Bir süreden bu yana binlerce kadın milletin gözleri önünde eşleri tarafından sokak ortasında hunharca katlediliyor. Binlerce yuva yıkılıyor, binlerce çocuk öksüz kalıyor. Onlar bizim kardeşimiz, ablalarımız, anamız, teyzemiz, halamız. Günahsız kadınlarımız Vatandaş soruyor; onca kadınımız kızımız bacımız katlediliyor. Bu durum nasıl engellenecek diye soruyor vatandaş.
Ürünün cins ve çeşidine göre enflasyon % 200, % 150, % 100, resmi tespitlere göre
% 74 gibi rakamlar telaffuz ediliyor. Emeklilere 2024- 2025 dönemlerinde % 25 oranında bir artıştan söz ediliyor. Memurlar ayakta, emekliler ayakta.
"Yangın yerine dönen piyasa olaylarına karşı halimiz ne olacak" diye soruyor emekliler.
Türk parası hızla değer kaybediyor, Euro dolar durmadan tırmanıyor." Alım gücümüz düşüyor" vaktiyle çöpe dökülen sebze ve meyveler Pazar yerlerinde halka parayla satılır oldu. "Açlık ve yoksulluk sınırları halkı dar boğaza itiyor" diye dert yanıyor tüketici. Buna nasıl çare bulunur diye çıkış yolu arıyor. Şehirlerin cadde ve sokaklarında "yol verdi yol vermedin", "arkamdan niye korna çalıyorsun" diye kahroluyoruz. Gerek birileri silah kullanıyor, bıçak ve saldırma kullanıyor. Bu ne cüret....
Bütün bu olayları özellikle TV ekranlarından izleyerek kahroluyoruz, mahvoluyoruz. Millet soruyor. Kim nasıl, ne zaman önüne geçilecek bu cinayetlerin, hepimiz merak içindeyiz.
Girdilerin, benzin ve mazotun, bütçemize göre çok para tutması nedeniyle çiftçi toprağı bıraktı, kırsal alandan, köylerden kentlere akın etti. Ciddi bir sosyal patlama söz konusu Enerji, konut kiraları, gıda ve beslenme, çocukların eğitimi, kırtasiyeye yüklenen acımasız fiyatlar, elektrik su, internet, telefon masrafları, vatandaşın belini bükmektedir.

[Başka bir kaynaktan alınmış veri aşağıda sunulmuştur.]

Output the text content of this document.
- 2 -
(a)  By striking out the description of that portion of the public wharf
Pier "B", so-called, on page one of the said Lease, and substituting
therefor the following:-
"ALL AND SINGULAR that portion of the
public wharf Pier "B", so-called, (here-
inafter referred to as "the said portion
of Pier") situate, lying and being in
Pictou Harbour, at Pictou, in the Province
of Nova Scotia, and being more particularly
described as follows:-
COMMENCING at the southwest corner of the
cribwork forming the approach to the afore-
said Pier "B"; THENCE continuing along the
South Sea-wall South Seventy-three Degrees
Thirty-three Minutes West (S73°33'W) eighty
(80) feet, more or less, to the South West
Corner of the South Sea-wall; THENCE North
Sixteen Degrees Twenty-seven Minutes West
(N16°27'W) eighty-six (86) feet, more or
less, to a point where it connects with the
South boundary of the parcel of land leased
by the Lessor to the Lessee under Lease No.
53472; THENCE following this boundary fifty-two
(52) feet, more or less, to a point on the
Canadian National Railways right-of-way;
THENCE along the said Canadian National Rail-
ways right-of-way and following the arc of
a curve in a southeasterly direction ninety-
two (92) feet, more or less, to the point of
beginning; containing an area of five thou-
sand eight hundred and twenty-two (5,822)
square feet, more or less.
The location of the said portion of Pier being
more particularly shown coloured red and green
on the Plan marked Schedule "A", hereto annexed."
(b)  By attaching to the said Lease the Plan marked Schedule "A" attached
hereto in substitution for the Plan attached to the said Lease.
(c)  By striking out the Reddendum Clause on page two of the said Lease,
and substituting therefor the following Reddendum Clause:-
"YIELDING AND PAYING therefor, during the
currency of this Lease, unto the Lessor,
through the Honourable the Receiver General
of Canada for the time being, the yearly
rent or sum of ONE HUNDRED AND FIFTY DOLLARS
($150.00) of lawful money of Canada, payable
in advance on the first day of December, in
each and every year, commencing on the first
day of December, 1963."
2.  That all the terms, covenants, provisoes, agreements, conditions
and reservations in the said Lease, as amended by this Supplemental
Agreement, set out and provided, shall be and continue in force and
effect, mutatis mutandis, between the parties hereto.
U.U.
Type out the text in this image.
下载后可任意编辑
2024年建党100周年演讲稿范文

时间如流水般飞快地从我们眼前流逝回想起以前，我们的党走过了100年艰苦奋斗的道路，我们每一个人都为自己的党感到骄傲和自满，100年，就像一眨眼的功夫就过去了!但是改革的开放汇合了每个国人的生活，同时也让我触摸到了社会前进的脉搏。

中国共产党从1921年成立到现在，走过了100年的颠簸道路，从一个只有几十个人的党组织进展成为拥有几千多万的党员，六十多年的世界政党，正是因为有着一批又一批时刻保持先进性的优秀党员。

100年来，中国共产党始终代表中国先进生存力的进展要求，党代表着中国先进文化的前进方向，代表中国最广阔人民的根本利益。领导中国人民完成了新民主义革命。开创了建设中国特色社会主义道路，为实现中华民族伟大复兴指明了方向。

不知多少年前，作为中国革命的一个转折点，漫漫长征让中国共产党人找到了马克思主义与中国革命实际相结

Taşımalı eğitim nedeniyle ülke bazında milyonlarca öğrenci kentlere yönlendirildi. Binlerce köy okulu yıkılmaya terk edildi. Köylerde tarım bitti. Kırsalda tüm tarım arazilerini domuz sürüleri işgal etti. Meyve bahçelerindeki meyve ağaçlarını bile kırıp yok etti domuzlar. Köylerimizde birkaç yaşlının dışında nüfus kalmadı.
Farklı tabalara mensup milyonlarca yabancı uyruklu insan adeta ülkemizi işgal edercesine endişeli bir manzara karşısında kaygılıyız. Geniş toplum kesimleri; o yabancılar karşısında kendisini ikinci derecede görme imajıyla kahrolduğunu ifade ediyorlar. Ülkemizde zaman zaman o yabancıların da tek durmadıklarına dair bir takım görüntülerin haberleştirildiğine tanık olmaktan çok müteessiriz doğrusu. "Yabancıların; hak etmedikleri ekmeğimizi paylaşmalarına ne zaman vaz geçekler diye halkımız beklenti içindedir. Mesela Gazipaşa - Kaş arasındaki kıyı şeridi 673 kilometredir. Tüm kıyılarımız işgal altında kiralanmış, birilerine tahsis edilmiş, özelleştirilmiş vs. Yahu bu Allah'ın denizi bu yazın yakıcı sıcağında hakkımız olan denize Vatandaş soruyor: Girmek için neden para ödüyoruz, bu denizler halk olarak bizim tapulu malımız sayılır. Bizi engelleyen güç kimdir, denizlerimizden yararlanmak bizim ana yasal hakkımızdır, bu nedir, neden engelleniyoruz" diye isyan ediyor insan
"Piyasa yangını nasıl söndürülür, lütfen denetleyin piyasayı" diyor vatandaş.